L’organisation juridictionnelle contemporaine est l’œuvre de la loi sur l’organisation des Cours de justice du 1er octobre 1935. Cette loi a été révisée plusieurs fois depuis son entrée en vigueur. Le principe du double degré de juridiction s’applique aussi en Thaïlande. Les juridictions judiciaires de première instance se composent des juges de droit commun et des juges spécialisés dont le juge des enfants, le juge du travail et le juge fiscal. Les juges de droit commun sont divisés en juge pénal et juge civil. La Cour d’appel est le juge de droit et le juge de fait. Elle connaît les litiges de toute nature. La Cour suprême est, à la différence de la Cour de cassation française, le juge de droit et le juge de fait.

156 Constitution du Royaume de la Thaïlande, E.B. 2475 (1932), art. 60 : « Les juges sont indépendants dans

l’exercice de la fonction judiciaire, conformément à la loi ».

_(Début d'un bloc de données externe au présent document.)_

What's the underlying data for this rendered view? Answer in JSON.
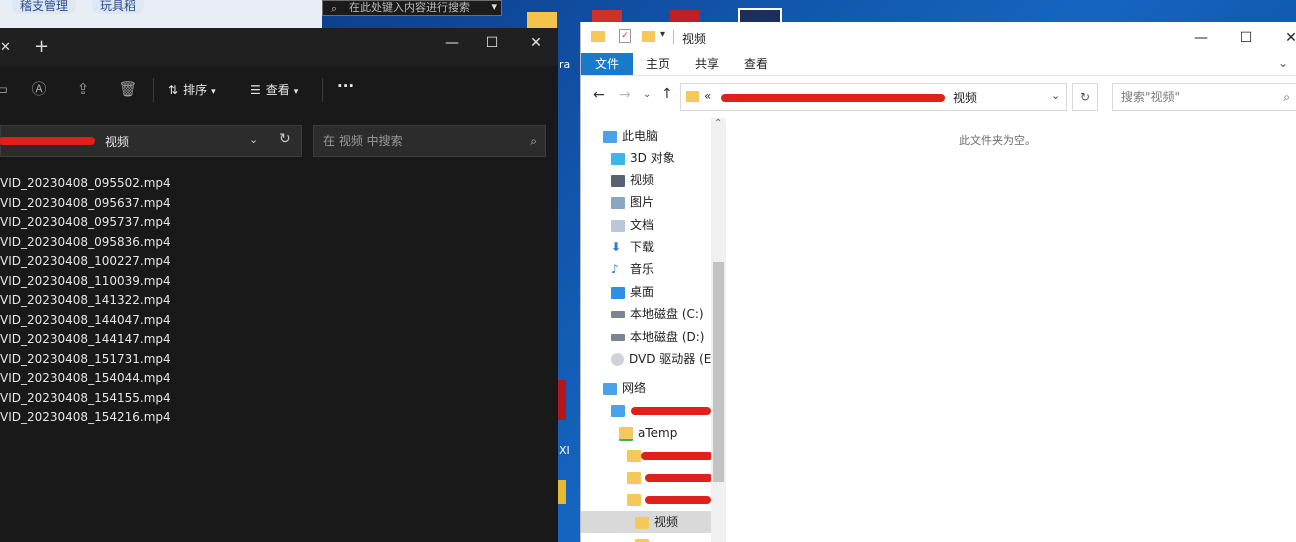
{
  "top_left": {
    "tags": [
      "稽支管理",
      "玩具稻"
    ]
  },
  "taskbar_search": {
    "placeholder": "在此处键入内容进行搜索"
  },
  "dark_explorer": {
    "toolbar": {
      "sort_label": "排序",
      "view_label": "查看",
      "more_label": "···"
    },
    "address": {
      "current_folder": "视频"
    },
    "search": {
      "placeholder": "在 视频 中搜索"
    },
    "files": [
      "VID_20230408_095502.mp4",
      "VID_20230408_095637.mp4",
      "VID_20230408_095737.mp4",
      "VID_20230408_095836.mp4",
      "VID_20230408_100227.mp4",
      "VID_20230408_110039.mp4",
      "VID_20230408_141322.mp4",
      "VID_20230408_144047.mp4",
      "VID_20230408_144147.mp4",
      "VID_20230408_151731.mp4",
      "VID_20230408_154044.mp4",
      "VID_20230408_154155.mp4",
      "VID_20230408_154216.mp4"
    ]
  },
  "light_explorer": {
    "title": "视频",
    "ribbon_tabs": [
      "文件",
      "主页",
      "共享",
      "查看"
    ],
    "address": {
      "prefix": "«",
      "current_folder": "视频"
    },
    "search": {
      "placeholder": "搜索\"视频\""
    },
    "nav": {
      "this_pc": "此电脑",
      "items": [
        "3D 对象",
        "视频",
        "图片",
        "文档",
        "下载",
        "音乐",
        "桌面",
        "本地磁盘 (C:)",
        "本地磁盘 (D:)",
        "DVD 驱动器 (E:)"
      ],
      "network": "网络",
      "atemp": "aTemp",
      "selected": "视频"
    },
    "empty_message": "此文件夹为空。"
  },
  "desktop_fragments": [
    "ra",
    "XI"
  ],
  "colors": {
    "accent_blue": "#1979ca",
    "dark_bg": "#191919",
    "redaction_red": "#e0201a"
  }
}
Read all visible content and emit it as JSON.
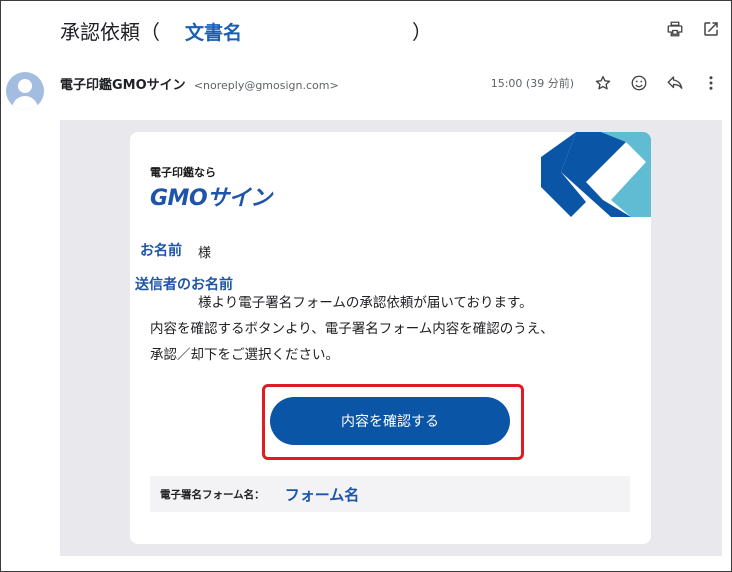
{
  "subject": {
    "prefix": "承認依頼（",
    "document_name": "文書名",
    "suffix": "）"
  },
  "toolbar": {
    "print_icon": "print-icon",
    "open_new_window_icon": "open-in-new-icon"
  },
  "sender": {
    "name": "電子印鑑GMOサイン",
    "email": "<noreply@gmosign.com>",
    "time": "15:00 (39 分前)"
  },
  "actions": {
    "star_icon": "star-icon",
    "emoji_icon": "emoji-icon",
    "reply_icon": "reply-icon",
    "more_icon": "more-vert-icon"
  },
  "email_body": {
    "logo_tagline": "電子印鑑なら",
    "logo_brand": "GMOサイン",
    "recipient_label": "お名前",
    "honorific": "様",
    "sender_label": "送信者のお名前",
    "message_lines": [
      "様より電子署名フォームの承認依頼が届いております。",
      "内容を確認するボタンより、電子署名フォーム内容を確認のうえ、",
      "承認／却下をご選択ください。"
    ],
    "confirm_button": "内容を確認する",
    "form_name_label": "電子署名フォーム名：",
    "form_name_value": "フォーム名"
  },
  "colors": {
    "brand_blue": "#0a55a6",
    "highlight_red": "#e01b24",
    "deco_light_blue": "#5fbcd3",
    "gray_background": "#e9e9ed"
  }
}
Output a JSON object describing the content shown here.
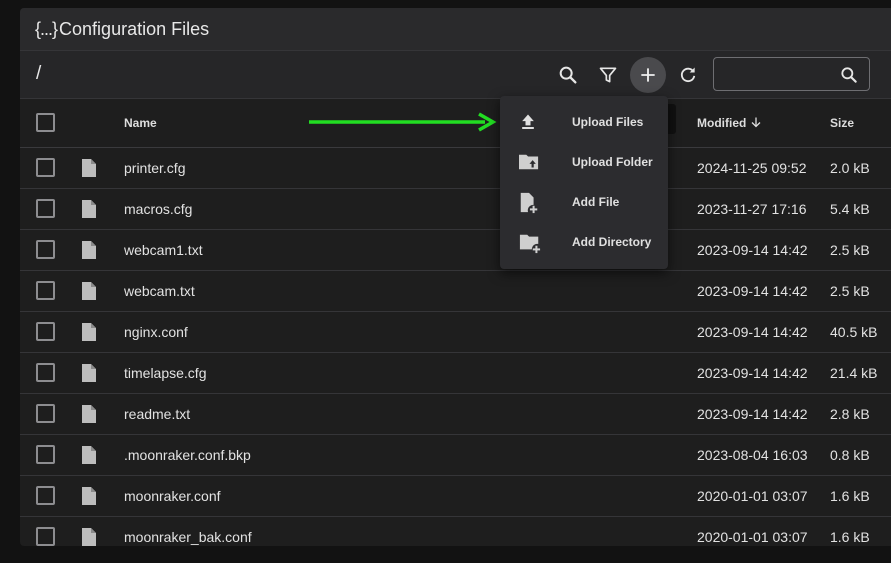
{
  "panel": {
    "title_brace": "{...}",
    "title": "Configuration Files"
  },
  "toolbar": {
    "path": "/",
    "search_placeholder": "",
    "icons": [
      "magnify-icon",
      "filter-icon",
      "plus-icon",
      "refresh-icon",
      "search-icon"
    ]
  },
  "table": {
    "headers": {
      "name": "Name",
      "modified": "Modified",
      "size": "Size"
    },
    "sort": {
      "column": "modified",
      "direction": "desc"
    },
    "rows": [
      {
        "name": "printer.cfg",
        "modified": "2024-11-25 09:52",
        "size": "2.0 kB"
      },
      {
        "name": "macros.cfg",
        "modified": "2023-11-27 17:16",
        "size": "5.4 kB"
      },
      {
        "name": "webcam1.txt",
        "modified": "2023-09-14 14:42",
        "size": "2.5 kB"
      },
      {
        "name": "webcam.txt",
        "modified": "2023-09-14 14:42",
        "size": "2.5 kB"
      },
      {
        "name": "nginx.conf",
        "modified": "2023-09-14 14:42",
        "size": "40.5 kB"
      },
      {
        "name": "timelapse.cfg",
        "modified": "2023-09-14 14:42",
        "size": "21.4 kB"
      },
      {
        "name": "readme.txt",
        "modified": "2023-09-14 14:42",
        "size": "2.8 kB"
      },
      {
        "name": ".moonraker.conf.bkp",
        "modified": "2023-08-04 16:03",
        "size": "0.8 kB"
      },
      {
        "name": "moonraker.conf",
        "modified": "2020-01-01 03:07",
        "size": "1.6 kB"
      },
      {
        "name": "moonraker_bak.conf",
        "modified": "2020-01-01 03:07",
        "size": "1.6 kB"
      }
    ]
  },
  "add_menu": {
    "items": [
      {
        "label": "Upload Files",
        "icon": "upload-icon"
      },
      {
        "label": "Upload Folder",
        "icon": "folder-upload-icon"
      },
      {
        "label": "Add File",
        "icon": "file-plus-icon"
      },
      {
        "label": "Add Directory",
        "icon": "folder-plus-icon"
      }
    ]
  },
  "colors": {
    "background": "#121212",
    "panel": "#1e1e1e",
    "title_bar": "#2a2a2c",
    "menu": "#2c2c2f",
    "arrow": "#22dd22",
    "icon": "#bdbdbd"
  }
}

157 Constitution du Royaume de la Thaïlande B.E. 2489 (1946), art. 84 « la nomination, l’avancement, soit de

grade, soit d’échelon, le déplacement, la destitution des juges doivent être conformes à l’avis de la Commission des juges judiciaires, conformément à la loi sur le statut des juges ». Cette disposition constitutionnelle apparaît aussi dans les Constitutions suivantes.

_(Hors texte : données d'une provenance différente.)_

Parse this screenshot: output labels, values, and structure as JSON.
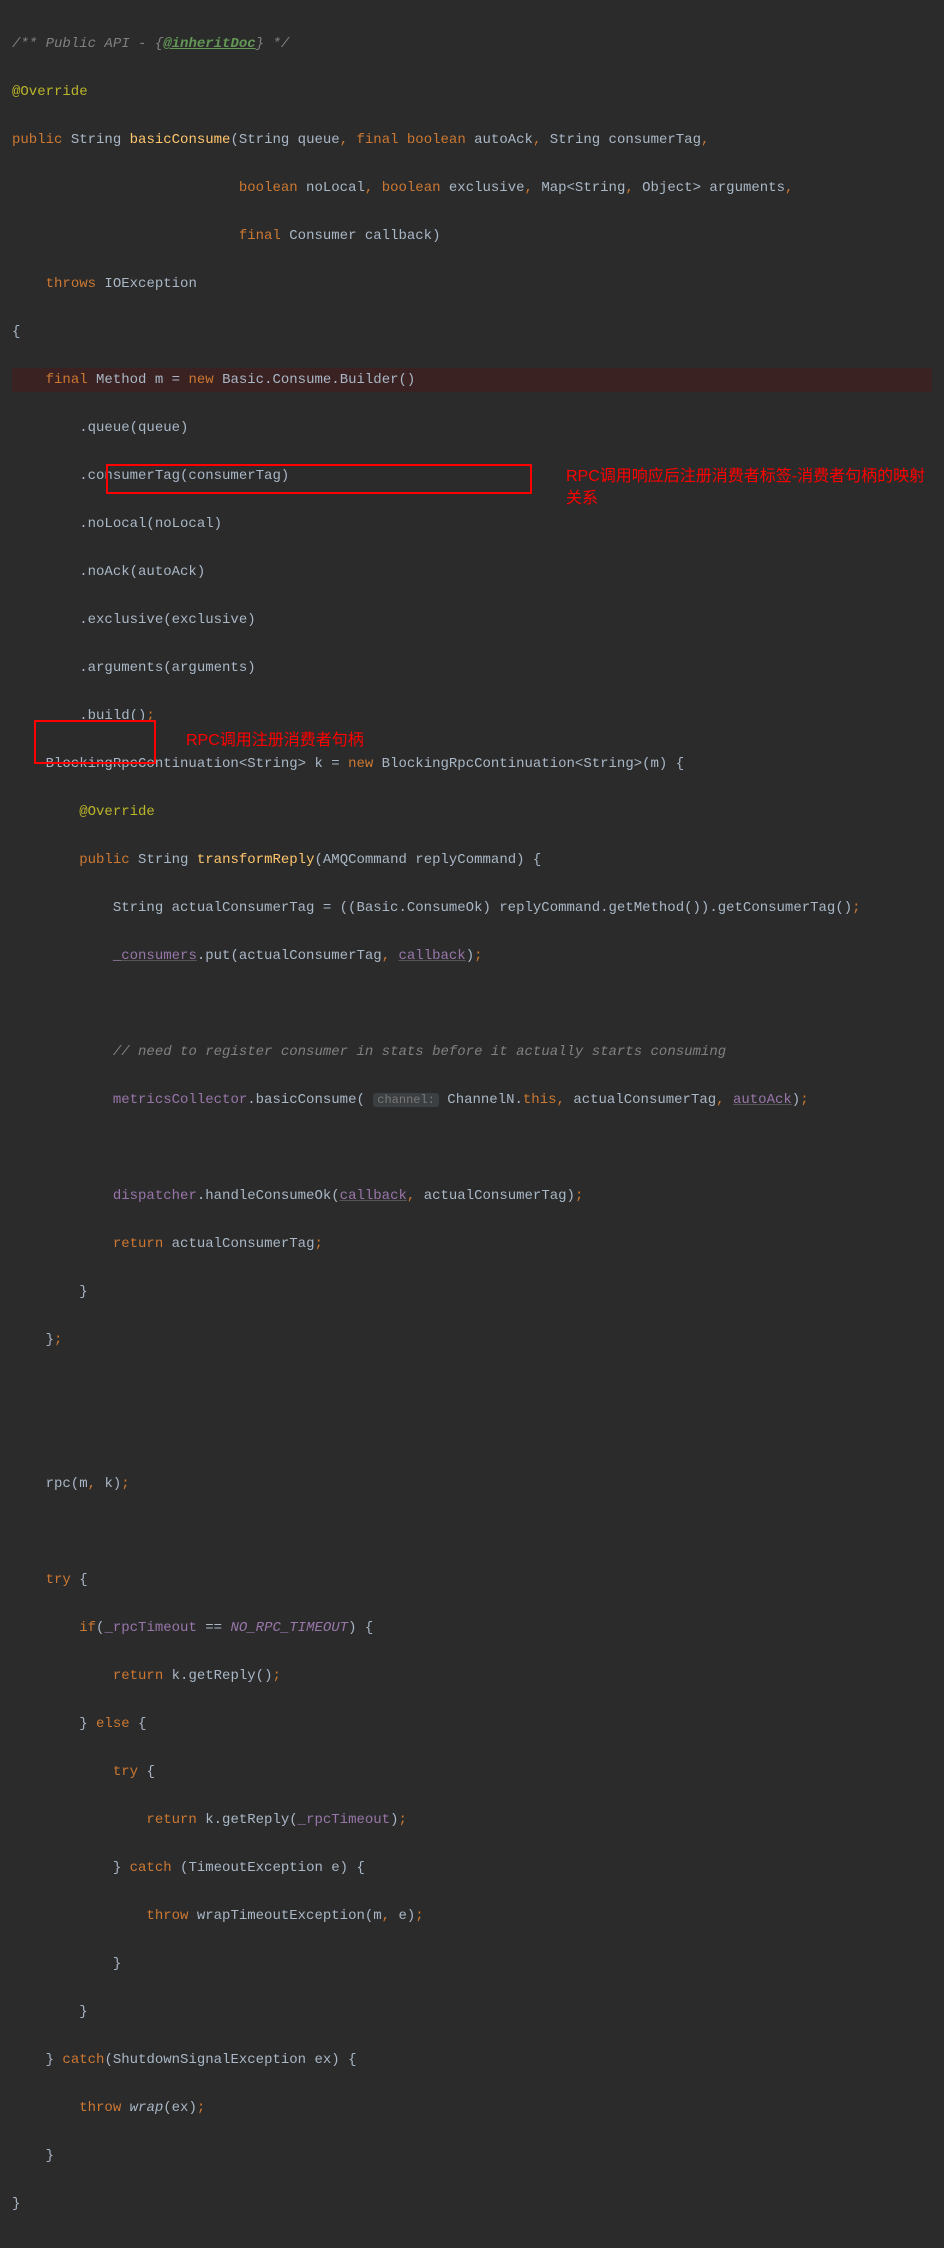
{
  "code": {
    "l1_comment_pre": "/** Public API - {",
    "l1_doctag": "@inheritDoc",
    "l1_comment_post": "} */",
    "l2_annotation": "@Override",
    "l3_public": "public",
    "l3_type": " String ",
    "l3_method": "basicConsume",
    "l3_sig1": "(String queue",
    "l3_comma1": ", ",
    "l3_final": "final boolean",
    "l3_sig2": " autoAck",
    "l3_comma2": ", ",
    "l3_sig3": "String consumerTag",
    "l3_comma3": ",",
    "l4_boolean1": "boolean",
    "l4_sig1": " noLocal",
    "l4_comma1": ", ",
    "l4_boolean2": "boolean",
    "l4_sig2": " exclusive",
    "l4_comma2": ", ",
    "l4_sig3": "Map<String",
    "l4_comma3": ", ",
    "l4_sig4": "Object> arguments",
    "l4_comma4": ",",
    "l5_final": "final",
    "l5_sig": " Consumer callback)",
    "l6_throws": "throws",
    "l6_exc": " IOException",
    "l7_brace": "{",
    "l8_final": "final",
    "l8_type": " Method m = ",
    "l8_new": "new",
    "l8_rest": " Basic.Consume.Builder()",
    "l9": "        .queue(queue)",
    "l10": "        .consumerTag(consumerTag)",
    "l11": "        .noLocal(noLocal)",
    "l12": "        .noAck(autoAck)",
    "l13": "        .exclusive(exclusive)",
    "l14": "        .arguments(arguments)",
    "l15": "        .build()",
    "l15_semi": ";",
    "l16_pre": "    BlockingRpcContinuation<String> k = ",
    "l16_new": "new",
    "l16_post": " BlockingRpcContinuation<String>(m) {",
    "l17_ann": "@Override",
    "l18_public": "public",
    "l18_type": " String ",
    "l18_method": "transformReply",
    "l18_sig": "(AMQCommand replyCommand) {",
    "l19_pre": "            String actualConsumerTag = ((Basic.ConsumeOk) replyCommand.getMethod()).getConsumerTag()",
    "l19_semi": ";",
    "l20_field": "_consumers",
    "l20_method": ".put(actualConsumerTag",
    "l20_comma": ", ",
    "l20_cb": "callback",
    "l20_end": ")",
    "l20_semi": ";",
    "l22_comment": "// need to register consumer in stats before it actually starts consuming",
    "l23_field": "metricsCollector",
    "l23_method": ".basicConsume( ",
    "l23_hint": "channel:",
    "l23_mid": " ChannelN.",
    "l23_this": "this",
    "l23_comma1": ", ",
    "l23_arg2": "actualConsumerTag",
    "l23_comma2": ", ",
    "l23_arg3": "autoAck",
    "l23_end": ")",
    "l23_semi": ";",
    "l25_field": "dispatcher",
    "l25_method": ".handleConsumeOk(",
    "l25_cb": "callback",
    "l25_comma": ", ",
    "l25_arg": "actualConsumerTag)",
    "l25_semi": ";",
    "l26_return": "return",
    "l26_val": " actualConsumerTag",
    "l26_semi": ";",
    "l27_brace": "        }",
    "l28_brace": "    }",
    "l28_semi": ";",
    "l31_call": "    rpc(m",
    "l31_comma": ", ",
    "l31_arg": "k)",
    "l31_semi": ";",
    "l33_try": "try",
    "l33_brace": " {",
    "l34_if": "if",
    "l34_pre": "(",
    "l34_field": "_rpcTimeout",
    "l34_op": " == ",
    "l34_const": "NO_RPC_TIMEOUT",
    "l34_post": ") {",
    "l35_return": "return",
    "l35_val": " k.getReply()",
    "l35_semi": ";",
    "l36_brace": "        } ",
    "l36_else": "else",
    "l36_brace2": " {",
    "l37_try": "try",
    "l37_brace": " {",
    "l38_return": "return",
    "l38_val": " k.getReply(",
    "l38_field": "_rpcTimeout",
    "l38_end": ")",
    "l38_semi": ";",
    "l39_brace": "            } ",
    "l39_catch": "catch",
    "l39_sig": " (TimeoutException e) {",
    "l40_throw": "throw",
    "l40_val": " wrapTimeoutException(m",
    "l40_comma": ", ",
    "l40_arg": "e)",
    "l40_semi": ";",
    "l41_brace": "            }",
    "l42_brace": "        }",
    "l43_brace": "    } ",
    "l43_catch": "catch",
    "l43_sig": "(ShutdownSignalException ex) {",
    "l44_throw": "throw",
    "l44_method": " wrap",
    "l44_val": "(ex)",
    "l44_semi": ";",
    "l45_brace": "    }",
    "l46_brace": "}"
  },
  "annotations": {
    "box1_text": "RPC调用响应后注册消费者标签-消费者句柄的映射关系",
    "box2_text": "RPC调用注册消费者句柄"
  }
}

158 L’indépendance atteint son apogée en 1997 (B.E.2540) lorsque le secrétariat de la Juridiction judiciaire n’est

plus placé sous l’autorité du ministère de la Justice. L’Office de la juridiction judiciaire acquiert un statut d’autorité indépendante et doté de l’autonomie administrative et financière conformément à la loi. La Constitution de 2007 instaure un système de rémunérations indépendantes.